Wednesday, July 8, 2015

Jacksonville/ Sucksonville

SO here I am again back in Jacksonville. It feels almost embarrassing to be back. I only said goodbye two weeks ago and each time is like another round of "see you on the other side's". I am working on a commission from my mother of four abalone shell paintings. One of them is a triptych to go above her bed and the fourth is a three by four footer to go above a couch in a beach condo. I have been instructed to hold the purple on the beach condo painting, but to let 'er rip on the triptych. Four days or so into the paintings, I was ready to call it done on the couch painting and destroy the triptych. I painted over the triptych with exception to a vertical element that I though was working well. The idea is to blend the elements together now. I stayed up all night last night. I felt very restless come bedtime, in part from the fireworks. It was the fourth of July, and the riverside neighborhood seemed dangerous. I took a walk to see if I could festive up, but walking out of the door of the warehouse where I was making the paintings was like landing on an alien planet. As a human, raised American, I had pretext to the 'celebration', but did not feel any benefits. Walking through neighborhood streets, I would round a corner to witness a firestorm.
I felt sad. Back at the studio, I hunkered down and read through The Catcher in the Rye, and a little bit of Night.

I feel that in this commission I have stepped out of the frying pan and into the fire. That is, I have liberated myself from responsibility and then... God, my writing is terrible today. I can't help but think of J. D. Salinger's cadence while I write now.

I don't like the feeling particularly of being away from Meghan right now. I think it is silly to put this commission from my mother ahead of my connection to this wonderful woman that I feel. I think about how this falls into another string of occurrences of my mother getting in between not only my love life, but also my spiritual path. I'm not trying to project this, it's just that it's on my mind. I'm in love. It's a miracle. But I have this commission for a bedroom triptych for my mother that's holding me to Jacksonville I feel. I don't know or care what goes on in my parents bedroom, though once I heard them doing their thing the night we moved into a house in Tallahassee. I had school the next day. I felt happy for them in a way. At one time, I thought they were going to get a divorce. Maybe they should have. Here I am, their son saying these things. But there's a perpetually unacknowledged thing between them I feel. Like on the first date I imagine it was there. This I think it what is called 'chemistry', 'our chemistry', 'their chemistry'. Its a dynamic, perpetually in check but unmoving.  The light at the end of the tunnel is a train departing tomorrow night, after I postmark the paintings, in whatever state they are in, to my parents house.

Right now I am thinking to not go to school at Ringling. Reading Catcher in the Rye last night was enlightening but like all great arcs of thought, in my experience, left me with the same problems in the end. Does Ringling represent the school in which Holden Caufiled came from, or that which he writes from? The alternative plan (or the placeholder plan for now) is to learn German in Berlin, then apply for a visa to attend German art school on staat money. I have been reading German for the past couple months and starting to tooth in. Mostly, somehow, I want to be anonymous. Actually, the Catcher in the Rye book was dangerously close to how I feel about, everything. Maybe I'm just easily influenced. But his running into the woods plan sounds right to me.

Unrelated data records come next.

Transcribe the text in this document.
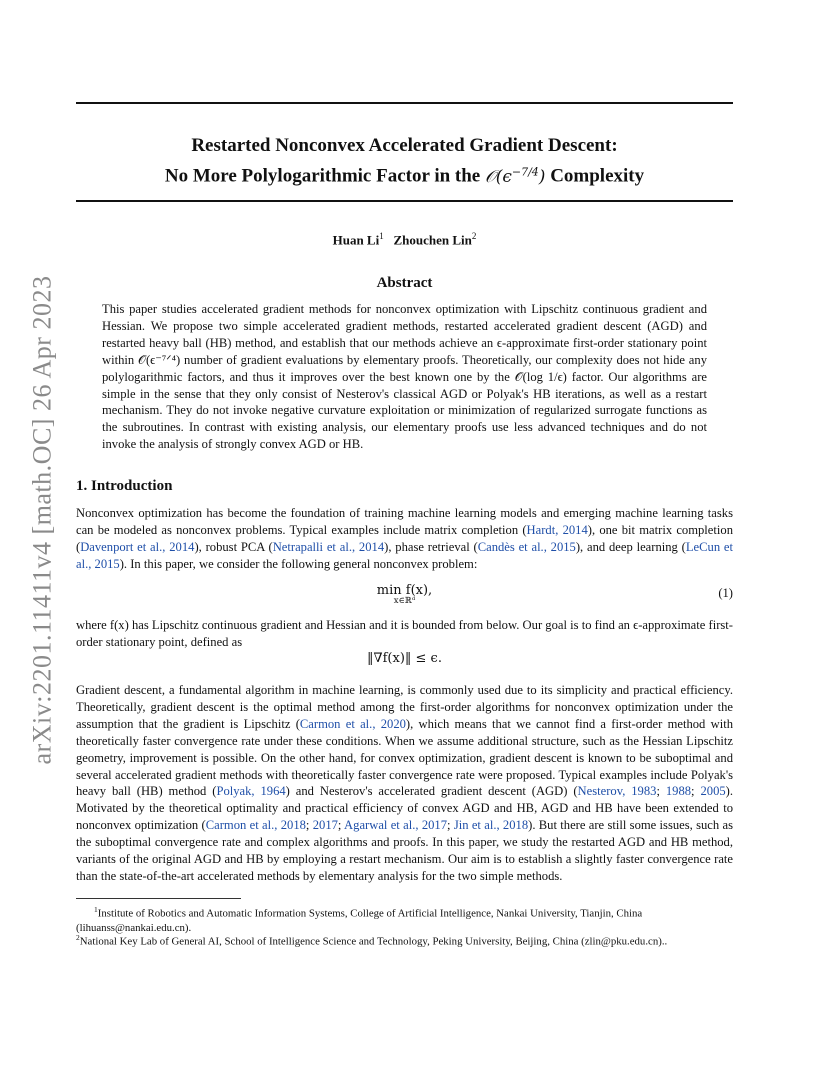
arXiv:2201.11411v4 [math.OC] 26 Apr 2023
Restarted Nonconvex Accelerated Gradient Descent:
No More Polylogarithmic Factor in the $𝒪(\epsilon^{-7/4})$ Complexity
Huan Li$^1$ Zhouchen Lin$^2$
Abstract

This paper studies accelerated gradient methods for nonconvex optimization with Lipschitz continuous gradient and Hessian. We propose two simple accelerated gradient methods, restarted accelerated gradient descent (AGD) and restarted heavy ball (HB) method, and establish that our methods achieve an ϵ-approximate first-order stationary point within 𝒪(ϵ⁻⁷ᐟ⁴) number of gradient evaluations by elementary proofs. Theoretically, our complexity does not hide any polylogarithmic factors, and thus it improves over the best known one by the 𝒪(log 1/ϵ) factor. Our algorithms are simple in the sense that they only consist of Nesterov's classical AGD or Polyak's HB iterations, as well as a restart mechanism. They do not invoke negative curvature exploitation or minimization of regularized surrogate functions as the subroutines. In contrast with existing analysis, our elementary proofs use less advanced techniques and do not invoke the analysis of strongly convex AGD or HB.

1. Introduction

Nonconvex optimization has become the foundation of training machine learning models and emerging machine learning tasks can be modeled as nonconvex problems. Typical examples include matrix completion (Hardt, 2014), one bit matrix completion (Davenport et al., 2014), robust PCA (Netrapalli et al., 2014), phase retrieval (Candès et al., 2015), and deep learning (LeCun et al., 2015). In this paper, we consider the following general nonconvex problem:

min f(x),
x∈ℝᵈ
(1)

where f(x) has Lipschitz continuous gradient and Hessian and it is bounded from below. Our goal is to find an ϵ-approximate first-order stationary point, defined as

‖∇f(x)‖ ≤ ϵ.

Gradient descent, a fundamental algorithm in machine learning, is commonly used due to its simplicity and practical efficiency. Theoretically, gradient descent is the optimal method among the first-order algorithms for nonconvex optimization under the assumption that the gradient is Lipschitz (Carmon et al., 2020), which means that we cannot find a first-order method with theoretically faster convergence rate under these conditions. When we assume additional structure, such as the Hessian Lipschitz geometry, improvement is possible. On the other hand, for convex optimization, gradient descent is known to be suboptimal and several accelerated gradient methods with theoretically faster convergence rate were proposed. Typical examples include Polyak's heavy ball (HB) method (Polyak, 1964) and Nesterov's accelerated gradient descent (AGD) (Nesterov, 1983; 1988; 2005). Motivated by the theoretical optimality and practical efficiency of convex AGD and HB, AGD and HB have been extended to nonconvex optimization (Carmon et al., 2018; 2017; Agarwal et al., 2017; Jin et al., 2018). But there are still some issues, such as the suboptimal convergence rate and complex algorithms and proofs. In this paper, we study the restarted AGD and HB method, variants of the original AGD and HB by employing a restart mechanism. Our aim is to establish a slightly faster convergence rate than the state-of-the-art accelerated methods by elementary analysis for the two simple methods.

$^1$Institute of Robotics and Automatic Information Systems, College of Artificial Intelligence, Nankai University, Tianjin, China (lihuanss@nankai.edu.cn).

$^2$National Key Lab of General AI, School of Intelligence Science and Technology, Peking University, Beijing, China (zlin@pku.edu.cn)..
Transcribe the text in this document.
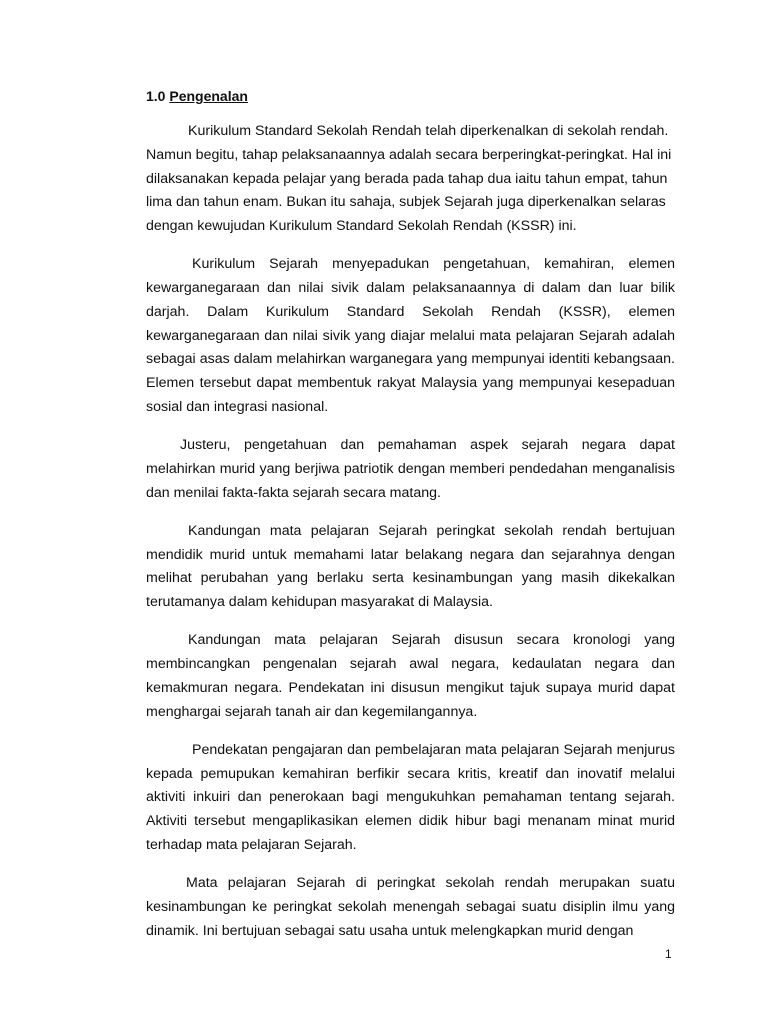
1.0 Pengenalan

Kurikulum Standard Sekolah Rendah telah diperkenalkan di sekolah rendah. Namun begitu, tahap pelaksanaannya adalah secara berperingkat-peringkat. Hal ini dilaksanakan kepada pelajar yang berada pada tahap dua iaitu tahun empat, tahun lima dan tahun enam. Bukan itu sahaja, subjek Sejarah juga diperkenalkan selaras dengan kewujudan Kurikulum Standard Sekolah Rendah (KSSR) ini.

Kurikulum Sejarah menyepadukan pengetahuan, kemahiran, elemen kewarganegaraan dan nilai sivik dalam pelaksanaannya di dalam dan luar bilik darjah. Dalam Kurikulum Standard Sekolah Rendah (KSSR), elemen kewarganegaraan dan nilai sivik yang diajar melalui mata pelajaran Sejarah adalah sebagai asas dalam melahirkan warganegara yang mempunyai identiti kebangsaan. Elemen tersebut dapat membentuk rakyat Malaysia yang mempunyai kesepaduan sosial dan integrasi nasional.

Justeru, pengetahuan dan pemahaman aspek sejarah negara dapat melahirkan murid yang berjiwa patriotik dengan memberi pendedahan menganalisis dan menilai fakta-fakta sejarah secara matang.

Kandungan mata pelajaran Sejarah peringkat sekolah rendah bertujuan mendidik murid untuk memahami latar belakang negara dan sejarahnya dengan melihat perubahan yang berlaku serta kesinambungan yang masih dikekalkan terutamanya dalam kehidupan masyarakat di Malaysia.

Kandungan mata pelajaran Sejarah disusun secara kronologi yang membincangkan pengenalan sejarah awal negara, kedaulatan negara dan kemakmuran negara. Pendekatan ini disusun mengikut tajuk supaya murid dapat menghargai sejarah tanah air dan kegemilangannya.

Pendekatan pengajaran dan pembelajaran mata pelajaran Sejarah menjurus kepada pemupukan kemahiran berfikir secara kritis, kreatif dan inovatif melalui aktiviti inkuiri dan penerokaan bagi mengukuhkan pemahaman tentang sejarah. Aktiviti tersebut mengaplikasikan elemen didik hibur bagi menanam minat murid terhadap mata pelajaran Sejarah.

Mata pelajaran Sejarah di peringkat sekolah rendah merupakan suatu kesinambungan ke peringkat sekolah menengah sebagai suatu disiplin ilmu yang dinamik. Ini bertujuan sebagai satu usaha untuk melengkapkan murid dengan

1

I talked with Shaun today. We went out to lunch. He's funny because he will tell you that art is useless, or in the long run, not necessary. I agree. Here I am making couch matching paintings, though mostly complaining about it. Library's closing. Long story short, art is a product of excess. It is beautiful, like religion, but calorie for calorie, a waste.

Love y'all.



So simultaneously, I want to just pay off Ringling, just to have someone else holding on to my college money. But there, in the middle of the sentence, though I finished it for continuity's sake, is where I get hung up. Ringling, it feels like an arranged marriage, and I the dowry holder. I am unsure of what I am paying for. But to go would be to know.